5 "You 've still your caul on,"—as ta crespino. Crespino, a cap, is also used for the membrane some children have upon their heads at birth, and which is supposed to be a sign of good luck.

6 "Ventour." A high mountain to the north-east of Avignon, abruptly rising 6,440 feet above the level of the sea, isolated, steep, visible forty leagues off, and for six months of the year capped with snow.

7 "Notre Dame des Dom." The cathedral church st Avignon, where the Popes formeriy officiated.
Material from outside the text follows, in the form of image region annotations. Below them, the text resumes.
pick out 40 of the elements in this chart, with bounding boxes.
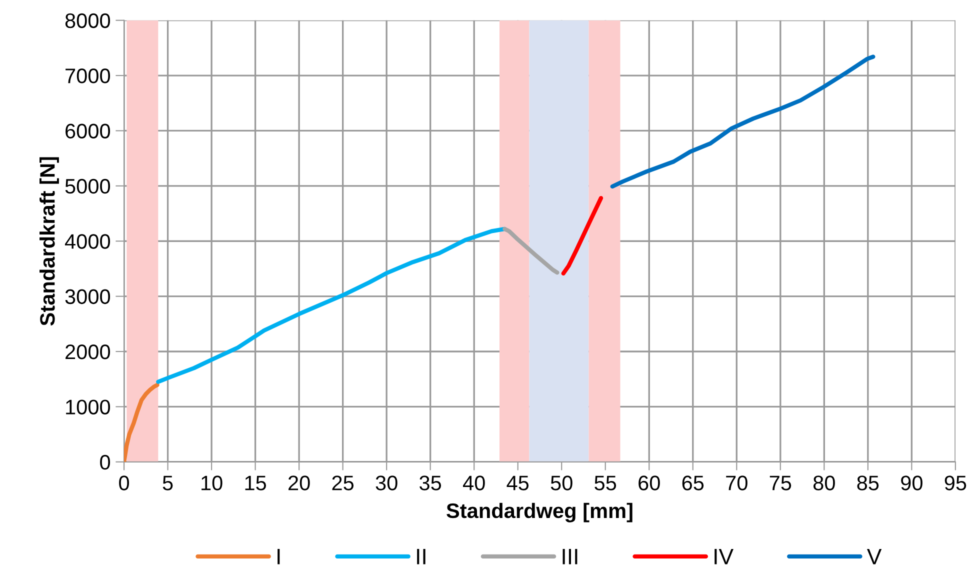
x-tick-label: 25 — [332, 476, 354, 490]
x-tick-label: 65 — [682, 476, 704, 490]
x-tick-label: 55 — [594, 476, 616, 490]
x-tick-label: 40 — [462, 476, 485, 490]
line-series — [124, 382, 160, 462]
y-axis-title: Standardkraft [N] — [40, 157, 59, 326]
y-tick-label: 8000 — [65, 13, 110, 28]
line-series — [610, 54, 876, 189]
y-tick-label: 5000 — [65, 178, 110, 194]
legend-label: V — [866, 548, 882, 564]
x-tick-label: 15 — [245, 476, 266, 490]
legend-label: I — [278, 548, 280, 564]
x-axis-title: Standardweg [mm] — [446, 502, 632, 522]
x-tick-label: 75 — [770, 476, 792, 490]
x-tick-label: 30 — [376, 476, 398, 490]
legend-label: II — [417, 548, 426, 564]
x-tick-label: 70 — [726, 476, 748, 490]
x-tick-label: 5 — [162, 476, 173, 490]
line-series — [561, 196, 604, 276]
x-tick-label: 10 — [202, 476, 222, 490]
y-tick-label: 6000 — [66, 124, 110, 138]
y-tick-label: 4000 — [64, 234, 110, 249]
x-tick-label: 60 — [638, 476, 660, 490]
y-tick-label: 0 — [100, 454, 110, 470]
x-tick-label: 0 — [119, 476, 130, 490]
x-tick-label: 20 — [288, 476, 310, 490]
x-tick-label: 90 — [901, 476, 922, 490]
y-tick-label: 2000 — [66, 344, 110, 360]
x-tick-label: 95 — [944, 476, 966, 490]
y-tick-label: 3000 — [65, 289, 110, 304]
x-tick-label: 35 — [420, 476, 442, 490]
x-tick-label: 45 — [506, 476, 529, 490]
y-tick-label: 7000 — [66, 68, 110, 84]
x-tick-label: 85 — [857, 476, 879, 490]
x-tick-label: 80 — [813, 476, 835, 490]
legend-label: IV — [714, 548, 734, 564]
line-series — [502, 226, 560, 275]
legend-label: III — [562, 548, 578, 564]
y-tick-label: 1000 — [66, 400, 110, 414]
x-tick-label: 50 — [550, 476, 572, 490]
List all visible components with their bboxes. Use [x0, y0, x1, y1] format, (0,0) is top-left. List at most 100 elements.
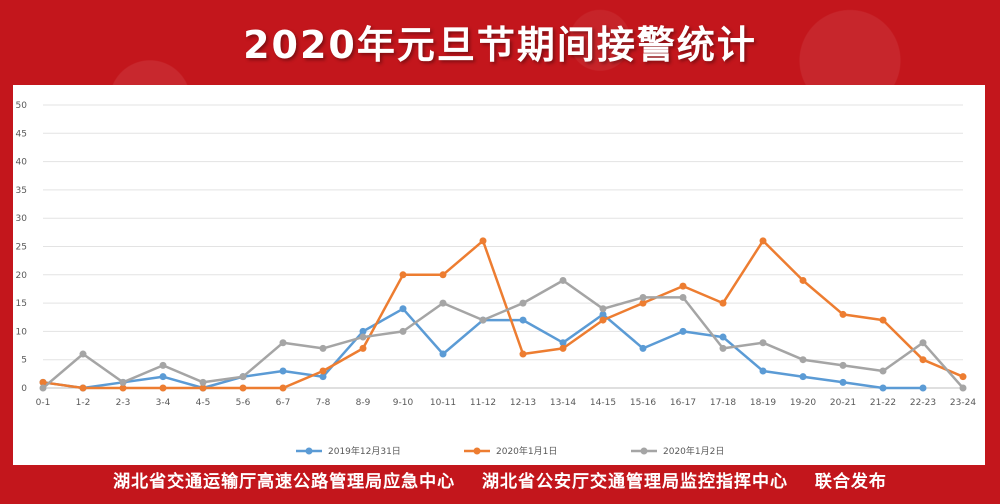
data-point	[559, 344, 567, 352]
series-points	[39, 237, 967, 392]
x-tick-label: 10-11	[430, 398, 456, 408]
data-point	[319, 373, 327, 381]
data-point	[879, 367, 887, 375]
data-point	[639, 293, 647, 301]
y-tick-label: 15	[16, 299, 27, 309]
data-point	[319, 344, 327, 352]
footer-credits: 湖北省交通运输厅高速公路管理局应急中心 湖北省公安厅交通管理局监控指挥中心 联合…	[0, 467, 1000, 492]
legend-item-2: 2020年1月1日	[464, 445, 557, 457]
x-tick-label: 15-16	[630, 398, 656, 408]
data-point	[599, 316, 607, 324]
x-tick-label: 0-1	[36, 398, 51, 408]
data-point	[359, 333, 367, 341]
data-point	[519, 299, 527, 307]
data-point	[719, 344, 727, 352]
data-point	[799, 373, 807, 381]
x-tick-label: 12-13	[510, 398, 536, 408]
y-tick-label: 25	[16, 243, 27, 253]
x-tick-label: 17-18	[710, 398, 736, 408]
data-point	[759, 339, 767, 347]
y-tick-label: 10	[16, 327, 28, 337]
data-point	[639, 299, 647, 307]
data-point	[799, 276, 807, 284]
series-line-3	[42, 279, 964, 389]
legend-swatch-marker	[473, 447, 481, 455]
data-point	[159, 384, 167, 392]
x-tick-label: 16-17	[670, 398, 696, 408]
x-tick-label: 13-14	[550, 398, 576, 408]
y-tick-label: 0	[21, 384, 27, 394]
x-tick-label: 19-20	[790, 398, 816, 408]
data-point	[679, 327, 687, 335]
data-point	[399, 305, 407, 313]
data-point	[79, 384, 87, 392]
data-point	[719, 333, 727, 341]
data-point	[959, 384, 967, 392]
data-point	[399, 271, 407, 279]
data-point	[519, 350, 527, 358]
x-tick-label: 6-7	[276, 398, 291, 408]
data-point	[399, 327, 407, 335]
data-point	[679, 293, 687, 301]
data-point	[959, 373, 967, 381]
data-point	[359, 344, 367, 352]
legend-swatch-marker	[640, 447, 648, 455]
x-tick-label: 7-8	[316, 398, 331, 408]
data-point	[279, 384, 287, 392]
data-point	[39, 384, 47, 392]
data-point	[119, 378, 127, 386]
legend-label: 2020年1月1日	[496, 445, 557, 457]
data-point	[919, 384, 927, 392]
x-tick-label: 4-5	[196, 398, 211, 408]
data-point	[559, 339, 567, 347]
y-tick-labels: 0 5 10 15 20 25 30 35 40 45 50	[16, 101, 28, 394]
y-tick-label: 20	[16, 271, 28, 281]
line-chart: 0 5 10 15 20 25 30 35 40 45 50 0-1 1-2 2-3 3-4 4-5 5-6 6…	[16, 101, 977, 457]
data-point	[319, 367, 327, 375]
data-point	[799, 356, 807, 364]
data-point	[279, 367, 287, 375]
data-point	[759, 237, 767, 245]
data-point	[519, 316, 527, 324]
footer-org-1: 湖北省交通运输厅高速公路管理局应急中心	[113, 472, 456, 492]
y-tick-label: 35	[16, 186, 27, 196]
data-point	[439, 271, 447, 279]
x-tick-label: 14-15	[590, 398, 616, 408]
gridlines	[43, 104, 963, 389]
x-tick-label: 20-21	[830, 398, 856, 408]
x-tick-label: 8-9	[356, 398, 371, 408]
legend: 2019年12月31日 2020年1月1日 2020年1月2日	[296, 445, 724, 457]
data-point	[359, 327, 367, 335]
data-point	[879, 316, 887, 324]
y-tick-label: 50	[16, 101, 28, 111]
x-tick-label: 21-22	[870, 398, 896, 408]
y-tick-label: 45	[16, 129, 27, 139]
data-point	[599, 305, 607, 313]
poster-title: 2020年元旦节期间接警统计	[243, 23, 757, 67]
legend-item-3: 2020年1月2日	[631, 445, 724, 457]
data-point	[159, 373, 167, 381]
data-point	[879, 384, 887, 392]
data-point	[839, 378, 847, 386]
data-point	[679, 282, 687, 290]
x-tick-label: 3-4	[156, 398, 171, 408]
legend-swatch-marker	[305, 447, 313, 455]
series-lines	[42, 239, 964, 390]
data-point	[199, 384, 207, 392]
data-point	[199, 378, 207, 386]
data-point	[239, 373, 247, 381]
data-point	[559, 276, 567, 284]
data-point	[599, 310, 607, 318]
series-line-2	[42, 239, 964, 390]
legend-label: 2019年12月31日	[328, 445, 401, 457]
y-tick-label: 40	[16, 158, 28, 168]
data-point	[759, 367, 767, 375]
footer-org-2: 湖北省公安厅交通管理局监控指挥中心	[482, 472, 788, 492]
chart-panel: 0 5 10 15 20 25 30 35 40 45 50 0-1 1-2 2-3 3-4 4-5 5-6 6…	[13, 85, 985, 465]
x-tick-label: 11-12	[470, 398, 496, 408]
y-tick-label: 5	[21, 356, 27, 366]
x-tick-label: 5-6	[236, 398, 251, 408]
data-point	[279, 339, 287, 347]
legend-label: 2020年1月2日	[663, 445, 724, 457]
8 "Faneto de Gautèume." Janette, abridged from Estèfanette, of the noble family of Gautèume, or Gautelme, presided, about the year 1340, over the Court of Love at Roumanin. Courts of Love are known to have been poetical assizes, at which the noblest, most beautiful, and most learned ladies in Gay-saber decided on questions of gallantry and love, and awarded prizes for Provençal poetry. The celebrated and lovely Laura was niece to Fanette de Gautelme, and a member of her graceful areopagus. The ruins of the Castle of Roumanin may still be seen, not far from St. Remy, at the foot of the northern slope of the Lower Alps.

9 "Countess Dio." A celebrated poetess of the middle of the twelfth century. Such of her poems as have come down to us contain strains more impassioned, and occasionally more voluptuous, than those of Sappho.

10 The vampire, or roumeso, is thus described in the "Castagnados" of the Marquis Lafare Alais:—

"Sus vint arpo d'aragno
S'ecasso soun cars brun.
Soun ventre que regagno
Di fèbre e de magagno
Suso l'arre frescun."

That is, "On twenty spider-legs its brown body, as on stilts, is mounted; its belly swelled with fever and rottenness; the horrid odor thereof exudes."

11 The Luberon, or Luberoun, is a mountain-chain in the department of Vaucluse.

12 The Vaumasco (from Vau and Masco, Valley of Sorcerers) is a valley of the Luberoun, formerly inhabited by the Vaudois.

13 The song of Magali belongs to the class of poems called aubado,—music performed under a window in early morning, as a serenade is in the evening. (Beside the version given in the text, I have rendered the Song of Magali—rather roughly— into the peculiar and most un-English metre of the original; for I would not have the American readers of "Mirèio" miss the possible pleasure of singing this unique love-song to the simple but charming Provençal air to which it belongs. This second version will be found in the Appendix, together with the melody aforesaid, as transcribed for the piano by M. Fr. Seguin.—Am. Tr.)